There are some people who love roller coaster rides and others who get nauseous just thinking about them. I am in the latter group. So when I first started experiencing neurological issues, like problems walking, poor vision and hands trembling, I got that same sickening feeling of being on a roller coaster and desperately wanting to get off the crazy scary ride.
Unfortunately, that was just the beginning of my ups and downs learning to navigate living with Parkinson’s.
Parkinson’s is a disorder of the nervous system that primarily affects bodily movement due to impairment or death of nerve cells in the brain. The loss of these neurons causes abnormal brain activity that affects one’s control of muscle movement and is most diagnosed in older individuals like myself.
I first went to see my primary care physician about tremors in my hands just after turning fifty. After working for several hours, my tremors were so bad that I looked like an addict who needed their next fix. Fortunately, my tremors were mild for the most part so I could hide them while at work. When anyone did notice, I blamed my shakiness on too much caffeine that day.
Initially, my primary care doctor diagnosed the problem as “an essential tremor.” In the back of my mind, I was certain it was more serious.
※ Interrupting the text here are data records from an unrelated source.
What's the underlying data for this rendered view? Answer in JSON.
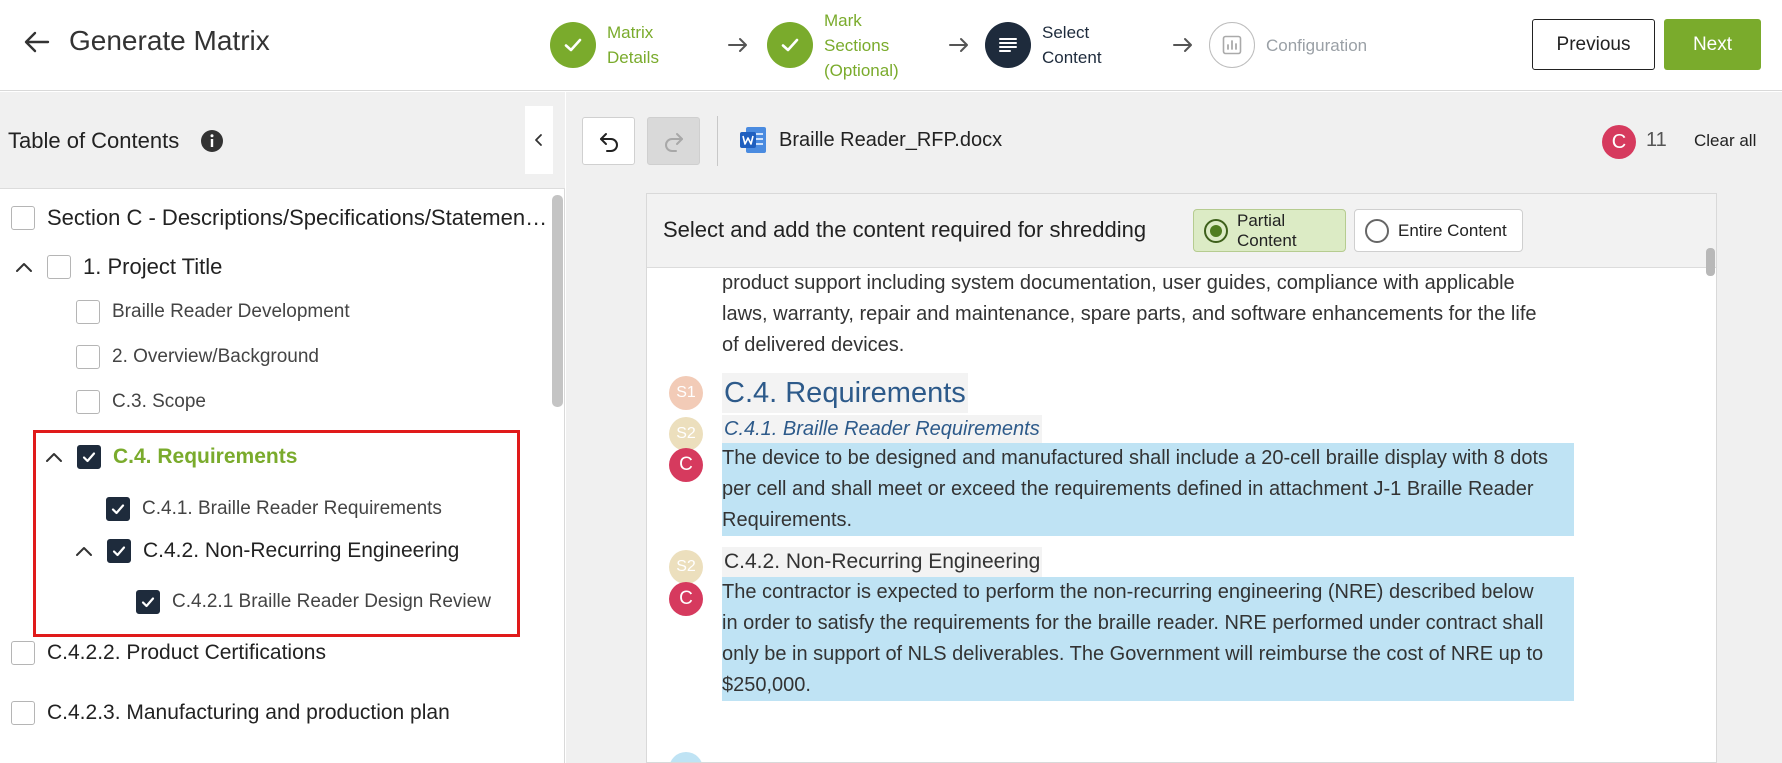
{
  "header": {
    "title": "Generate Matrix",
    "steps": [
      {
        "label": "Matrix Details",
        "state": "done"
      },
      {
        "label": "Mark Sections",
        "label2": "(Optional)",
        "state": "done"
      },
      {
        "label": "Select Content",
        "state": "active"
      },
      {
        "label": "Configuration",
        "state": "pending"
      }
    ],
    "previous_label": "Previous",
    "next_label": "Next"
  },
  "toc": {
    "title": "Table of Contents",
    "items": [
      {
        "label": "Section C - Descriptions/Specifications/Statement of Work",
        "checked": false
      },
      {
        "label": "1. Project Title",
        "checked": false
      },
      {
        "label": "Braille Reader Development",
        "checked": false
      },
      {
        "label": "2. Overview/Background",
        "checked": false
      },
      {
        "label": "C.3. Scope",
        "checked": false
      },
      {
        "label": "C.4. Requirements",
        "checked": true
      },
      {
        "label": "C.4.1. Braille Reader Requirements",
        "checked": true
      },
      {
        "label": "C.4.2. Non-Recurring Engineering",
        "checked": true
      },
      {
        "label": "C.4.2.1 Braille Reader Design Review",
        "checked": true
      },
      {
        "label": "C.4.2.2. Product Certifications",
        "checked": false
      },
      {
        "label": "C.4.2.3. Manufacturing and production plan",
        "checked": false
      }
    ]
  },
  "toolbar": {
    "file_name": "Braille Reader_RFP.docx",
    "badge_letter": "C",
    "count": "11",
    "clear_all_label": "Clear all"
  },
  "content": {
    "instruction": "Select and add the content required for shredding",
    "options": [
      {
        "label": "Partial Content",
        "selected": true
      },
      {
        "label": "Entire Content",
        "selected": false
      }
    ],
    "lines_intro": [
      "product support including system documentation, user guides, compliance with applicable",
      "laws, warranty, repair and maintenance, spare parts, and software enhancements for the life",
      "of delivered devices."
    ],
    "badges": {
      "s1": "S1",
      "s2": "S2",
      "c": "C"
    },
    "h_req": "C.4. Requirements",
    "h_braille_req": "C.4.1. Braille Reader Requirements",
    "para_braille": [
      "The device to be designed and manufactured shall include a 20-cell braille display with 8 dots",
      "per cell and shall meet or exceed the requirements defined in attachment J-1 Braille Reader",
      "Requirements."
    ],
    "h_nre": "C.4.2. Non-Recurring Engineering",
    "para_nre": [
      "The contractor is expected to perform the non-recurring engineering (NRE) described below",
      "in order to satisfy the requirements for the braille reader. NRE performed under contract shall",
      "only be in support of NLS deliverables. The Government will reimburse the cost of NRE up to",
      "$250,000."
    ]
  },
  "colors": {
    "accent_green": "#7aab2c",
    "active_navy": "#1e2b3c",
    "badge_red": "#d63a5e",
    "highlight_blue": "#bfe3f4",
    "selection_red": "#e01a1a"
  }
}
My doctor assured me that it was not but sent me to a neurologist just to be sure.
Seven long years later, after multiple doctor visits, MRI’s, and missing my niece’s wedding due to my mobility and memory loss, my worst fear was confirmed, I had Parkinson’s Disorder (PD). In later stages, some people with the disorder may develop cognitive problems, including memory loss and dementia.
The COVID-19 pandemic severely disrupted medical care, preventing me from consulting a neurologist for more than a year. During this prolonged period, my cognitive and physical functions deteriorated, significantly impacting my job performance, not to mention my personal life.
After what seemed like an eternity, I finally saw a new neurologist. She had thoroughly reviewed my medical records before my appointment and after a comprehensive physical exam and series of neurological tests, she prescribed a low dose of Senimet, commonly used to treat Parkinson’s patients.
About a week or so later, I started to see and feel the difference in my body. The relentless and annoying tremors greatly subsided, and the fog in my brain began to lift. With each passing day, I felt more like my old self. Finally, I saw a light at the end of the tunnel, and felt hopeful that my PD symptoms could be managed.
Armed with my diagnosis and treatment plan, including taking my meds four times a day, drinking plenty of water, exercising, and getting plenty of sleep. I still had to face the reality that there is no cure for Parkinson’s. It is only a matter of time until my mobility and cognitive skills would worsen.
As a single, independent and strong-willed woman, I was the queen of taking care of myself. Growing up, my parents were emotionally and physically absent so I learned to fend for myself before I was 10. Asking for help was not in my vocabulary and I knew eventually I would need a caregiver.
At the end of my appointment with my neurologist, she recommended that I “get my affairs in order” before the disease took away my autonomy. I’m sure this was great advice. However, I wasn’t ready to fully accept my new reality and that my life was about to change, whether I was ready or not.
People with Parkinson’s disease can live for years or even decades with this condition. According to my doctor, there is no definitive way to predict how quickly or slowly the disease will progress. The timeline varies greatly from person to person.
It has been 3 years since my diagnosis and for the most part I am following doctor’s orders. I have found an amazing gym which is specifically dedicated to helping those living with PD increase strength, flexibility, balance and cognitive abilities.
I am no longer able to hold down a full-time job, yet I am continuing to work occasionally on select projects. I am also learning to ask for help on those days when I cannot rely on my body and brain to function properly.
If I had advice for anyone going through a major medical life transition, I would say: stay as positive as you can, look for humor in the situation, and never ever be afraid to ask for help. It’s possible to live a great life. You just have to learn to trust that the roller coaster ride stops at least once a day.